Famílias conjugais e parentais não são excludentes, mas frequentemente simultâneas e sempre complementares. Jamais interdependentes reciprocamente. Uma pode acontecer sem a outra. A família conjugal surge sem qualquer intersecção com a família parental, que persistirá ainda que extinta a família conjugal, como se dá nas situações de divórcio e extinção da união estável, onde os ex-parceiros conjugais permanecerão pais dos filhos comuns, muito embora não tenha sobrevivido elo jurídico algum entre eles. A família parental permanece, por intermédio dos filhos, de modo que o divórcio ou a dissolução da união estável deixam de representar somente o fim do casal conjugal para proporcionarem o fortalecimento do casal parental , que continua a existir pelo envolvimento de ambos os pais na vida dos filhos, na máxima extensão possível para a concreção do seu desenvolvimento e realização de seu melhor interesse.

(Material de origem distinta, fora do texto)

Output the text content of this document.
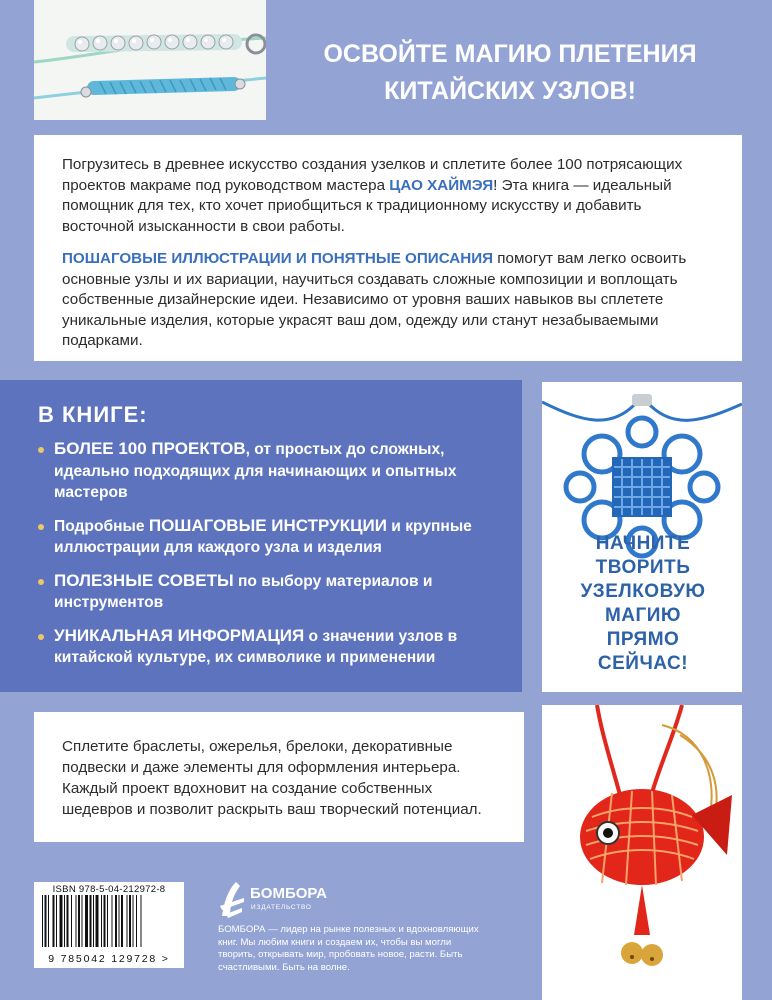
ОСВОЙТЕ МАГИЮ ПЛЕТЕНИЯ
КИТАЙСКИХ УЗЛОВ!

Погрузитесь в древнее искусство создания узелков и сплетите более 100 потрясающих проектов макраме под руководством мастера ЦАО ХАЙМЭЯ! Эта книга — идеальный помощник для тех, кто хочет приобщиться к традиционному искусству и добавить восточной изысканности в свои работы.

ПОШАГОВЫЕ ИЛЛЮСТРАЦИИ И ПОНЯТНЫЕ ОПИСАНИЯ помогут вам легко освоить основные узлы и их вариации, научиться создавать сложные композиции и воплощать собственные дизайнерские идеи. Независимо от уровня ваших навыков вы сплетете уникальные изделия, которые украсят ваш дом, одежду или станут незабываемыми подарками.

В КНИГЕ:
БОЛЕЕ 100 ПРОЕКТОВ, от простых до сложных, идеально подходящих для начинающих и опытных мастеров
Подробные ПОШАГОВЫЕ ИНСТРУКЦИИ и крупные иллюстрации для каждого узла и изделия
ПОЛЕЗНЫЕ СОВЕТЫ по выбору материалов и инструментов
УНИКАЛЬНАЯ ИНФОРМАЦИЯ о значении узлов в китайской культуре, их символике и применении
НАЧНИТЕ
ТВОРИТЬ
УЗЕЛКОВУЮ
МАГИЮ
ПРЯМО
СЕЙЧАС!

Сплетите браслеты, ожерелья, брелоки, декоративные подвески и даже элементы для оформления интерьера. Каждый проект вдохновит на создание собственных шедевров и позволит раскрыть ваш творческий потенциал.

ISBN 978-5-04-212972-8
9 785042 129728 >
БОМБОРА
ИЗДАТЕЛЬСТВО
БОМБОРА — лидер на рынке полезных и вдохновляющих книг. Мы любим книги и создаем их, чтобы вы могли творить, открывать мир, пробовать новое, расти. Быть счастливыми. Быть на волне.
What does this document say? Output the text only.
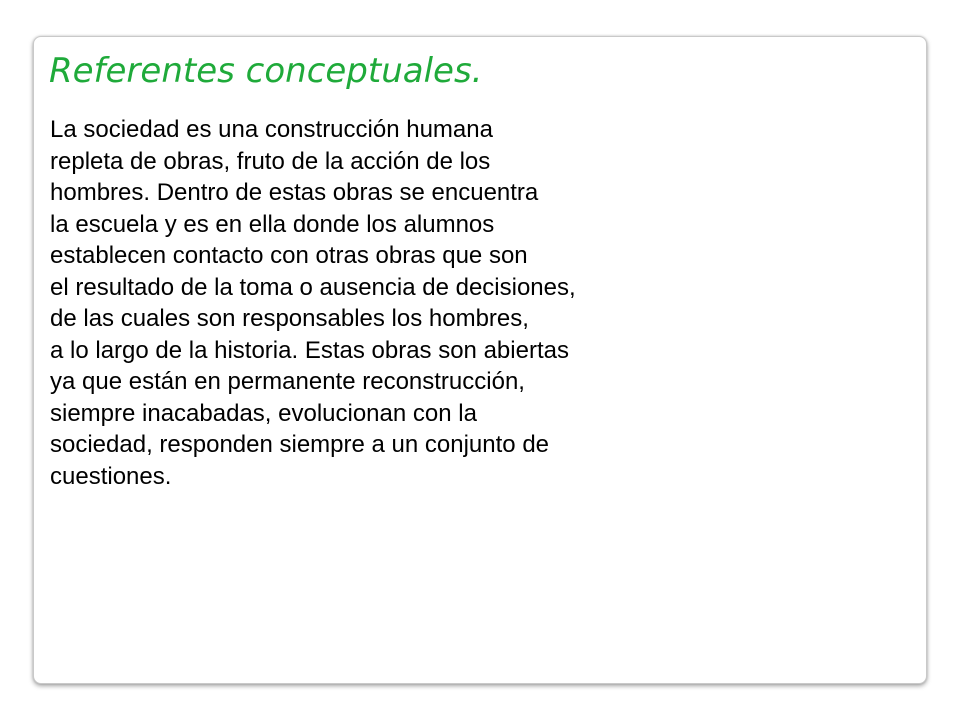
Referentes conceptuales.

La sociedad es una construcción humana
repleta de obras, fruto de la acción de los
hombres. Dentro de estas obras se encuentra
la escuela y es en ella donde los alumnos
establecen contacto con otras obras que son
el resultado de la toma o ausencia de decisiones,
de las cuales son responsables los hombres,
a lo largo de la historia. Estas obras son abiertas
ya que están en permanente reconstrucción,
siempre inacabadas, evolucionan con la
sociedad, responden siempre a un conjunto de
cuestiones.
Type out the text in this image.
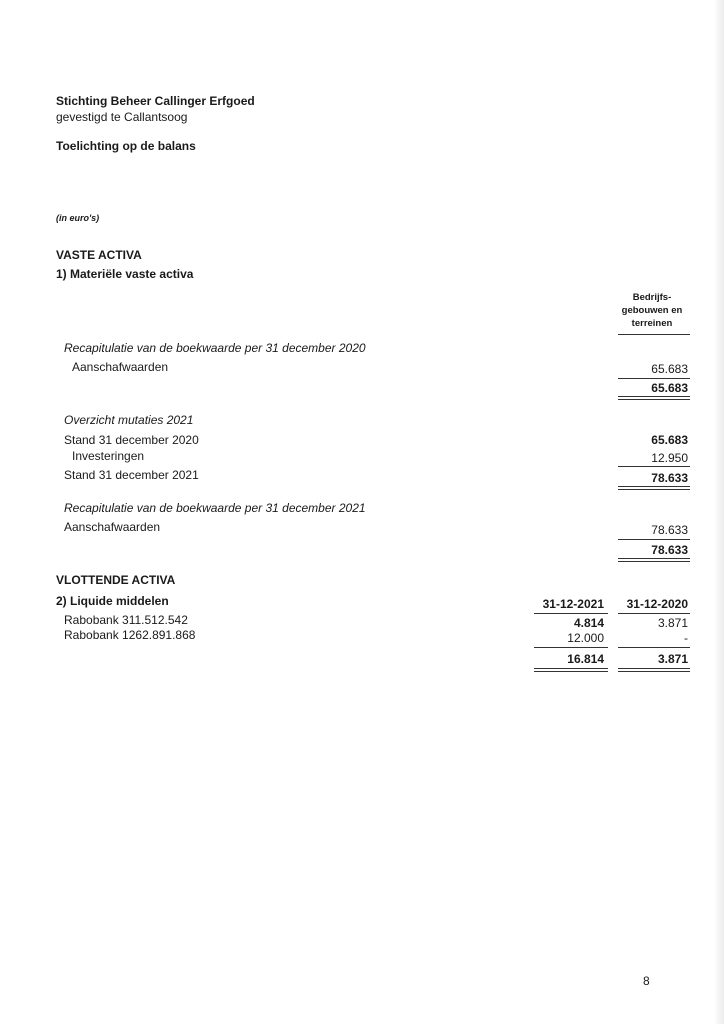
Stichting Beheer Callinger Erfgoed
gevestigd te Callantsoog
Toelichting op de balans
(in euro's)
VASTE ACTIVA
1) Materiële vaste activa
Bedrijfs-
gebouwen en
terreinen
Recapitulatie van de boekwaarde per 31 december 2020
Aanschafwaarden	65.683
65.683
Overzicht mutaties 2021
Stand 31 december 2020	65.683
Investeringen	12.950
Stand 31 december 2021	78.633
Recapitulatie van de boekwaarde per 31 december 2021
Aanschafwaarden	78.633
78.633
VLOTTENDE ACTIVA
2) Liquide middelen	31-12-2021	31-12-2020
Rabobank 311.512.542	4.814	3.871
Rabobank 1262.891.868	12.000	-
16.814	3.871
8
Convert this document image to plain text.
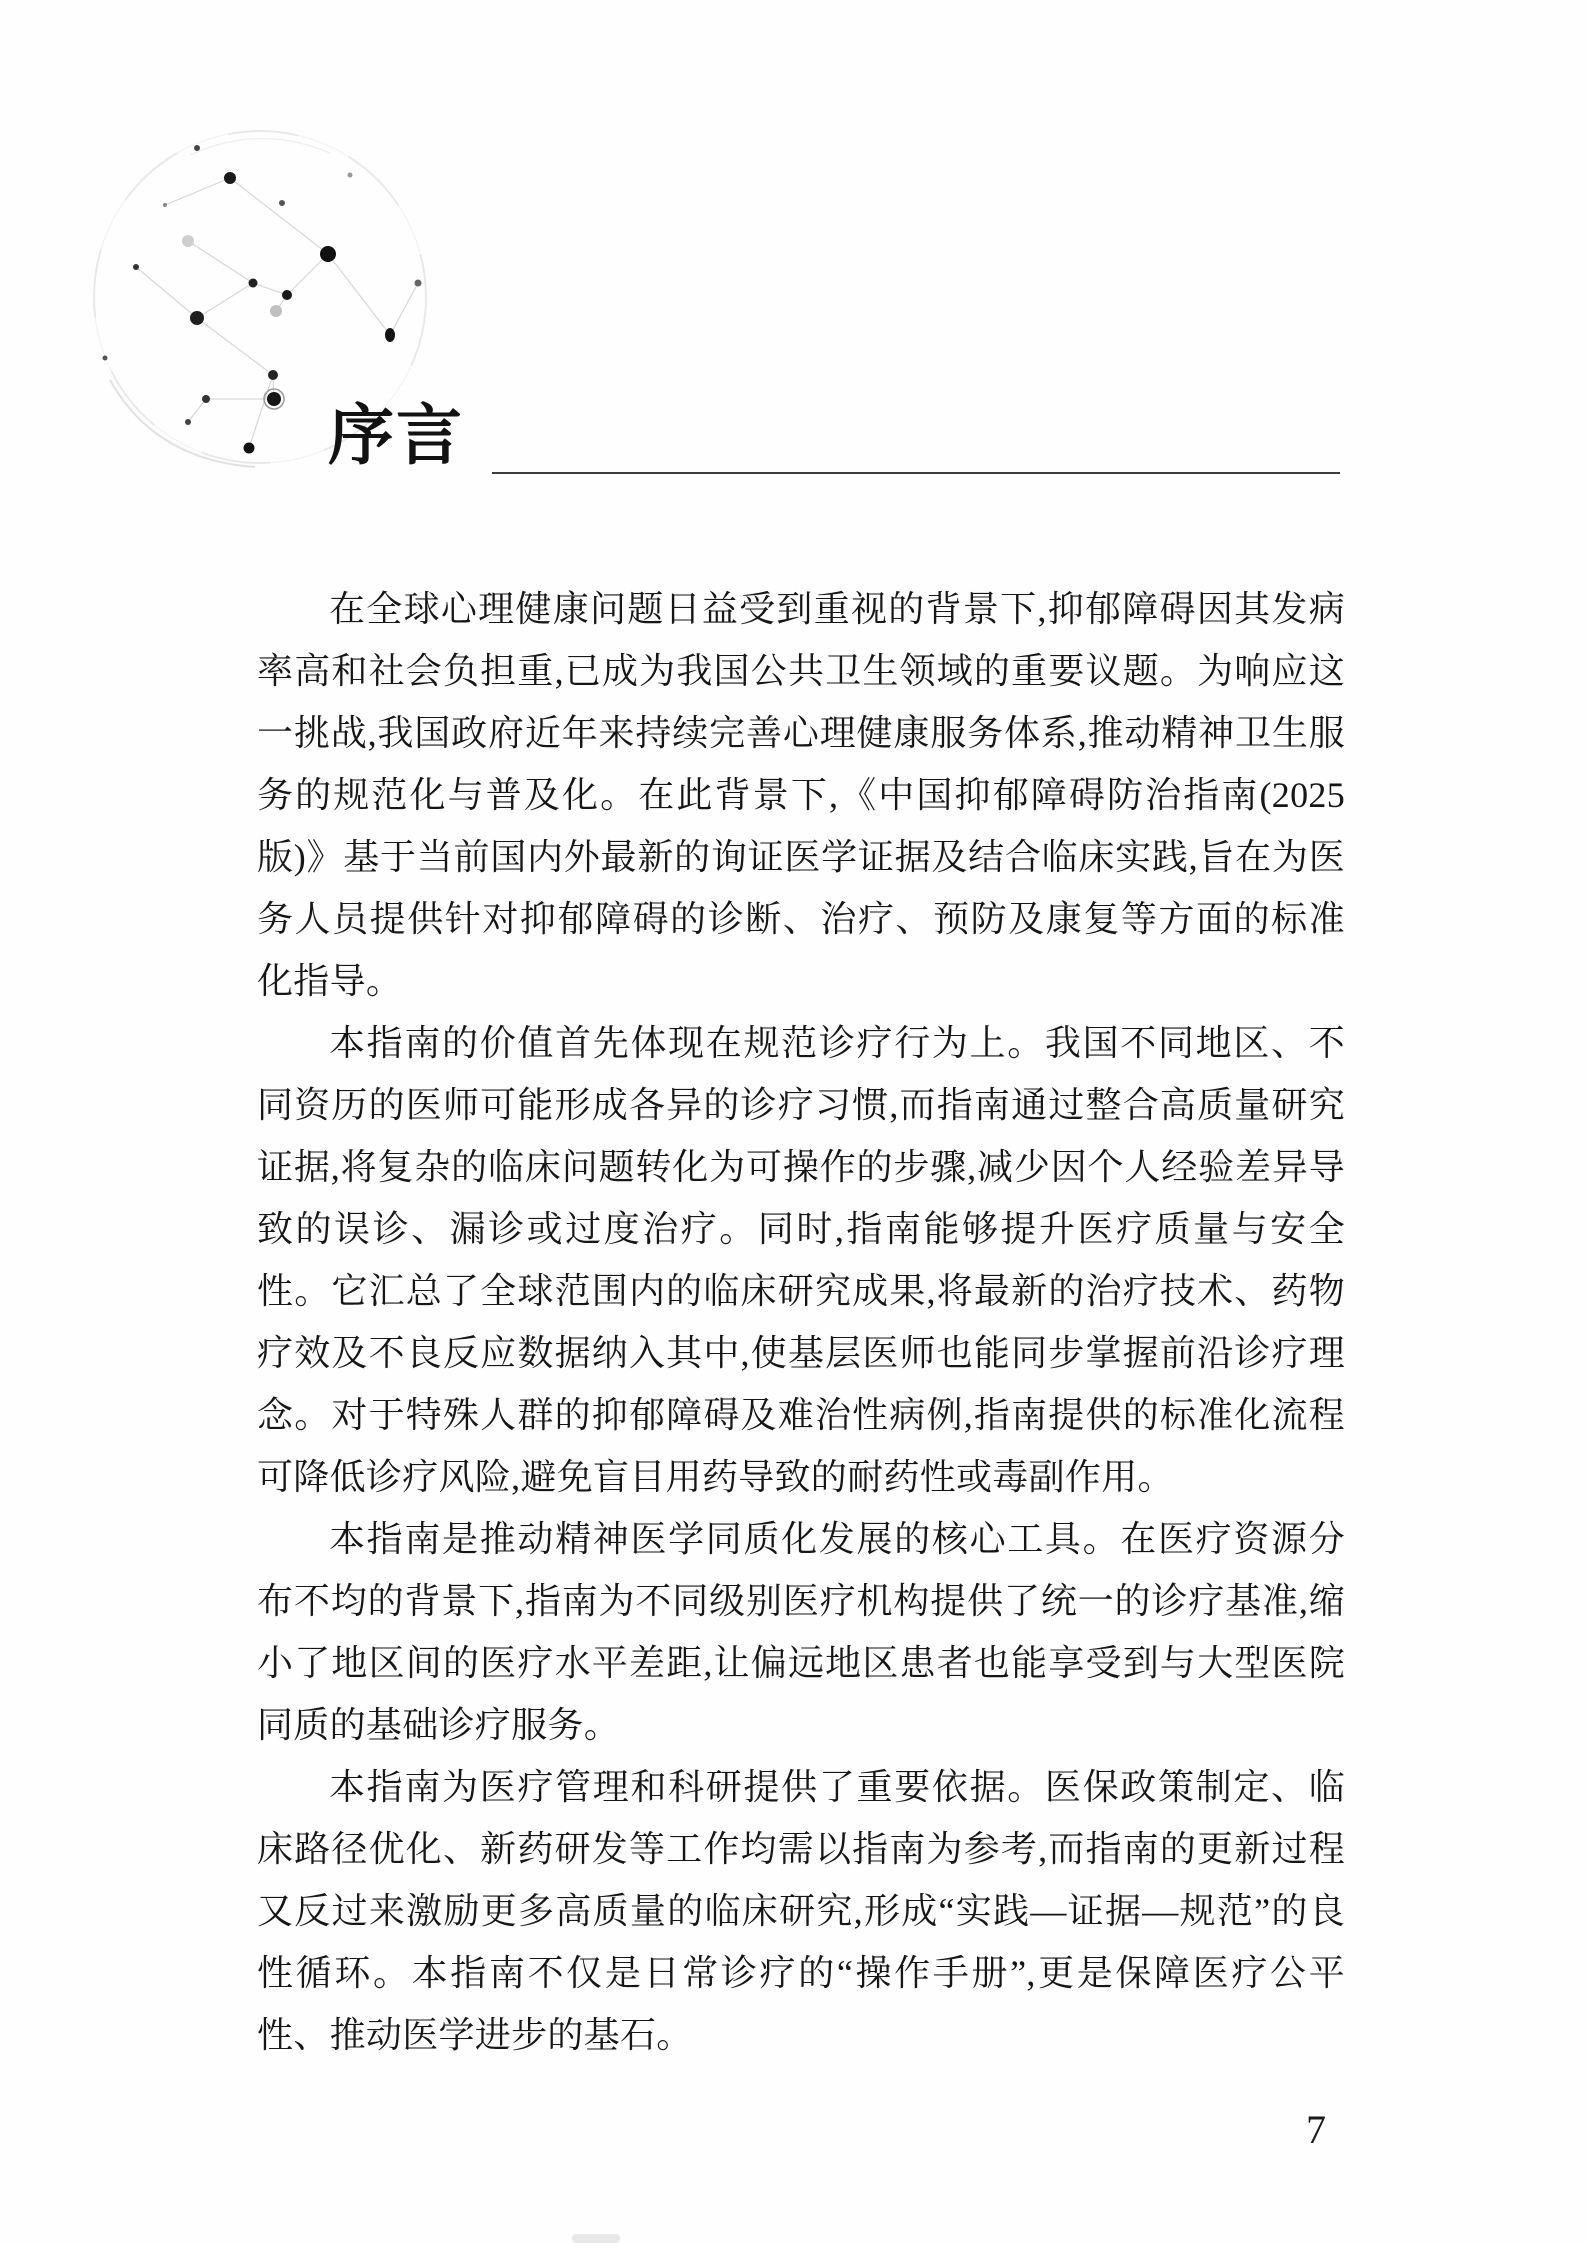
序言

在全球心理健康问题日益受到重视的背景下,抑郁障碍因其发病率高和社会负担重,已成为我国公共卫生领域的重要议题。为响应这一挑战,我国政府近年来持续完善心理健康服务体系,推动精神卫生服务的规范化与普及化。在此背景下,《中国抑郁障碍防治指南(2025版)》基于当前国内外最新的询证医学证据及结合临床实践,旨在为医务人员提供针对抑郁障碍的诊断、治疗、预防及康复等方面的标准化指导。

本指南的价值首先体现在规范诊疗行为上。我国不同地区、不同资历的医师可能形成各异的诊疗习惯,而指南通过整合高质量研究证据,将复杂的临床问题转化为可操作的步骤,减少因个人经验差异导致的误诊、漏诊或过度治疗。同时,指南能够提升医疗质量与安全性。它汇总了全球范围内的临床研究成果,将最新的治疗技术、药物疗效及不良反应数据纳入其中,使基层医师也能同步掌握前沿诊疗理念。对于特殊人群的抑郁障碍及难治性病例,指南提供的标准化流程可降低诊疗风险,避免盲目用药导致的耐药性或毒副作用。

本指南是推动精神医学同质化发展的核心工具。在医疗资源分布不均的背景下,指南为不同级别医疗机构提供了统一的诊疗基准,缩小了地区间的医疗水平差距,让偏远地区患者也能享受到与大型医院同质的基础诊疗服务。

本指南为医疗管理和科研提供了重要依据。医保政策制定、临床路径优化、新药研发等工作均需以指南为参考,而指南的更新过程又反过来激励更多高质量的临床研究,形成“实践—证据—规范”的良性循环。本指南不仅是日常诊疗的“操作手册”,更是保障医疗公平性、推动医学进步的基石。

7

É exatamente isso o que ocorre na coparentalidade, com uma única e exclusiva diferença: é que nesta forma de família, nunca existiu um casal conjugal. Aqui, a parentalidade não é complementar à conjugalidade, mas constitui o único e exclusivo objeto desse agrupamento interpessoal.
No passado, falava-se em produção independente, quando mulheres resolviam unilateralmente pela maternidade e se valiam de bancos de sêmen. Era uma realidade em que a mulher assumia, sozinha, as funções paternas e maternas, muitas vezes dividindo tais funções com seus pais. A realidade da coparentalidade permite às pessoas a superação da necessidade de um vínculo (conjugal por casamento ou por união estável) para que sejam pais ou mães. Admite-se, por força da vontade de homens e mulheres, que não há e nem nunca existiu um casal conjugal (as pessoas nunca mantiveram relações sexuais, nunca se se comportaram como casal etc). A única relação entre eles é de parentalidade da mesma pessoa. O vínculo que os une é a relação de afeto com o filho e não entre si.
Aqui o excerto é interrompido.